Microsoft has described its efforts to manage the increased demand for cloud platform Azure during the Covid-19 pandemic.
On Tuesday (16 June), Microsoft Stories writer Jennifer Langston detailed the company’s response to increased demand for the Azure cloud business during the Covid-19 pandemic.
“Cloud providers like Microsoft Azure are by their nature designed to expand and scale quickly and meet elastic demand,” she wrote. “With more than 60 data centre regions around the globe – including three new regions announced this past May in Italy, New Zealand and Poland – Microsoft can shift traffic if a natural disaster or power outage affects capacity in one part of the world.”
In April, Azure published a blogpost about business continuity, saying it planned to scale up and meet demand for its cloud services as schools moved online, workers left offices and individuals turned to video calls and video games to socialise with friends.
‘The scope and scale of the response to Covid-19 was completely unprecedented, in terms of how much of the world went digital inside a month’
– MARK SIMMS
It also expanded a cloud-based Hospital Emergency Response Solution run on Azure to help US hospitals cope with the health crisis.
While the company may not have predicted the situation would continue all around the world for this long, Langston suggested that the company was ready to deal with demand spikes, as it has hardware stockpiled in warehouses “ready to be deployed” when it is needed.
Scaling Azure
In the latest blogpost, Langston mentioned some of the Microsoft staff that helped the company scale its technology in recent months.
For instance, Aarthi Natarajan, partner director of engineering for Microsoft Teams, helped spread Teams’ capacity across additional data centre regions to share the load from the unprecedented demand.
In March, Microsoft Teams saw record daily meeting minutes, with 2.7bn minutes logged in a single day, up from 900m minutes two weeks earlier. In April, that figure climbed to 4.1bn meeting minutes in a single day.
Elsewhere, a team run by software engineer Sneha Shankar had to quickly scale Windows Virtual Desktop, which saw usage triple.
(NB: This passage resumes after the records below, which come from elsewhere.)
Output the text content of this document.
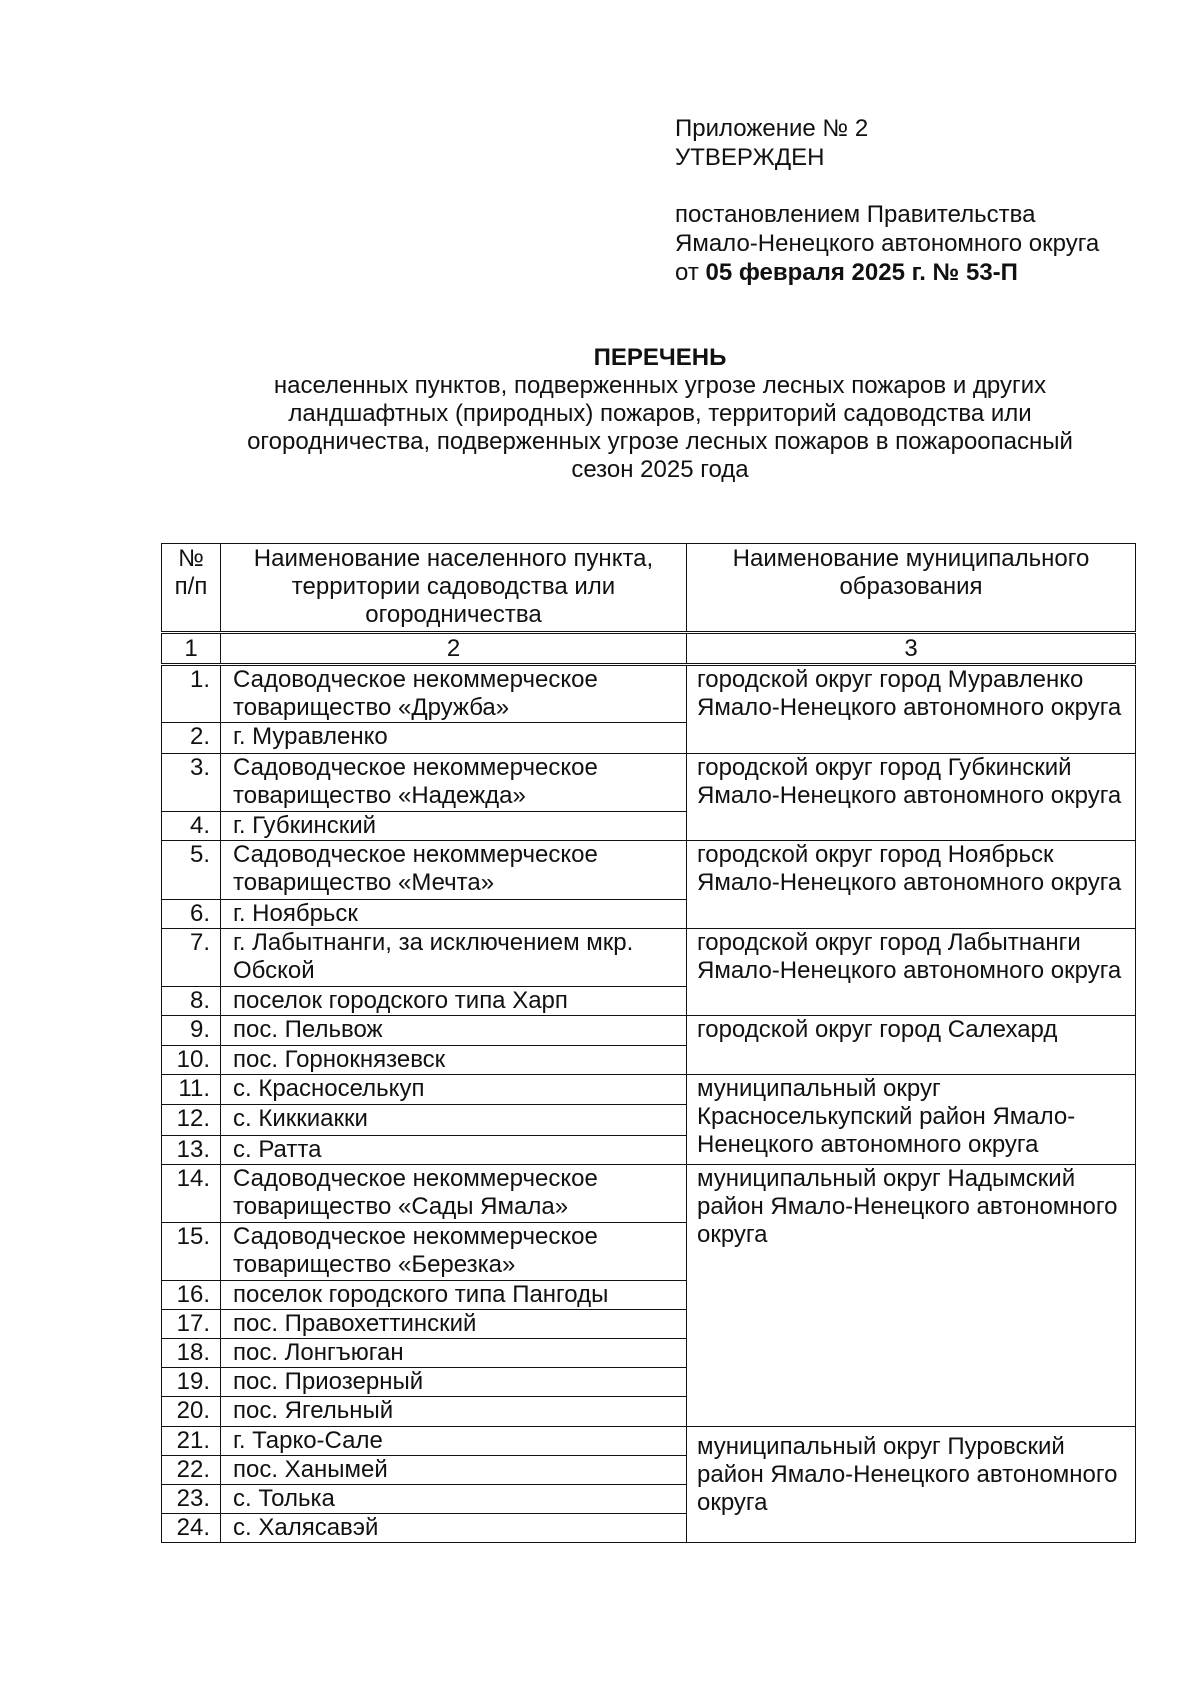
Приложение № 2
УТВЕРЖДЕН
постановлением Правительства
Ямало-Ненецкого автономного округа
от 05 февраля 2025 г. № 53-П
ПЕРЕЧЕНЬ
населенных пунктов, подверженных угрозе лесных пожаров и других
ландшафтных (природных) пожаров, территорий садоводства или
огородничества, подверженных угрозе лесных пожаров в пожароопасный
сезон 2025 года
№ п/п	Наименование населенного пункта, территории садоводства или огородничества	Наименование муниципального образования
1	2	3
1.	Садоводческое некоммерческое товарищество «Дружба»	городской округ город Муравленко Ямало-Ненецкого автономного округа
2.	г. Муравленко	
3.	Садоводческое некоммерческое товарищество «Надежда»	городской округ город Губкинский Ямало-Ненецкого автономного округа
4.	г. Губкинский	
5.	Садоводческое некоммерческое товарищество «Мечта»	городской округ город Ноябрьск Ямало-Ненецкого автономного округа
6.	г. Ноябрьск	
7.	г. Лабытнанги, за исключением мкр. Обской	городской округ город Лабытнанги Ямало-Ненецкого автономного округа
8.	поселок городского типа Харп	
9.	пос. Пельвож	городской округ город Салехард
10.	пос. Горнокнязевск	
11.	с. Красноселькуп	муниципальный округ Красноселькупский район Ямало-Ненецкого автономного округа
12.	с. Киккиакки	
13.	с. Ратта	
14.	Садоводческое некоммерческое товарищество «Сады Ямала»	муниципальный округ Надымский район Ямало-Ненецкого автономного округа
15.	Садоводческое некоммерческое товарищество «Березка»	
16.	поселок городского типа Пангоды	
17.	пос. Правохеттинский	
18.	пос. Лонгъюган	
19.	пос. Приозерный	
20.	пос. Ягельный	
21.	г. Тарко-Сале	муниципальный округ Пуровский район Ямало-Ненецкого автономного округа
22.	пос. Ханымей	
23.	с. Толька	
24.	с. Халясавэй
And Mahesh Nayak, principal programme manager at Azure’s Wide Area Network (WAN), worked with his team to ensure that the company’s fibre optic network that carries data around the globe was up to the task of meeting demand. The WAN team added 110 terabits of capacity within two months.
Through the company’s Azure active directory team, Microsoft also helped companies offer employees working from home secure remote access to on-premises corporate apps through the Azure AD Application Proxy.
Langston outlined how engineer John Sheehan led efforts to find efficiencies in Microsoft services running on Azure to free up capacity for existing customers and organisations working on the frontline of the Covid-19 response.
Working around the clock
Microsoft Teams used early data from China and Italy to plan for expected growth as the pandemic spread into other regions. Every Sunday night, Microsoft employees gathered remotely to look for bottlenecks and troubleshoot as the situation evolved in Europe and the US.
Mark Simms, a partner software architect managing the Covid-19 response across Azure, commented: “The scope and scale of the response to Covid-19 was completely unprecedented, in terms of how much of the world went digital inside a month.
“So the work that we had to do to get through the initial surge in demand and free up capacity for our customers to run critical health and safety workloads was also unprecedented.”
Simm said that “pretty profound” changes were made in a “very short time frame” at Azure. Data centre employees began working around-the-clock shifts to install new servers while staying at least six feet apart.
Microsoft product teams worked to find any further efficiencies to free up Azure resources for other customers. The company doubled capacity on one of its own undersea cables carrying data across the Atlantic and said it also negotiated with owners of another subsea cable to open up additional capacity.
Langston wrote: “Network engineers installed new hardware and tripled the deployed capacity on the America Europe Connect cable in just two weeks.”
The company described how Xbox, which runs on Azure, is accustomed to ramping up for large surges in usage that typically occur around holidays or new video game releases. With distancing restrictions put in place around the world, there was a 50pc increase in multiplayer gameplay and a 30pc increase in peak concurrent usage.
The company worked to move gaming workloads out of high-demand data centres in the UK and Asia, to free up capacity for other Azure customers without negatively impacting the experiences of its own users.
Casey Jacobs, who manages reliability for Xbox operations, said: “There’s no question in those regions the people who were on the frontlines of Covid-19 efforts really needed that capacity more than us. And our telemetry gave us confidence that we could make these trade-offs while protecting our customer experience.”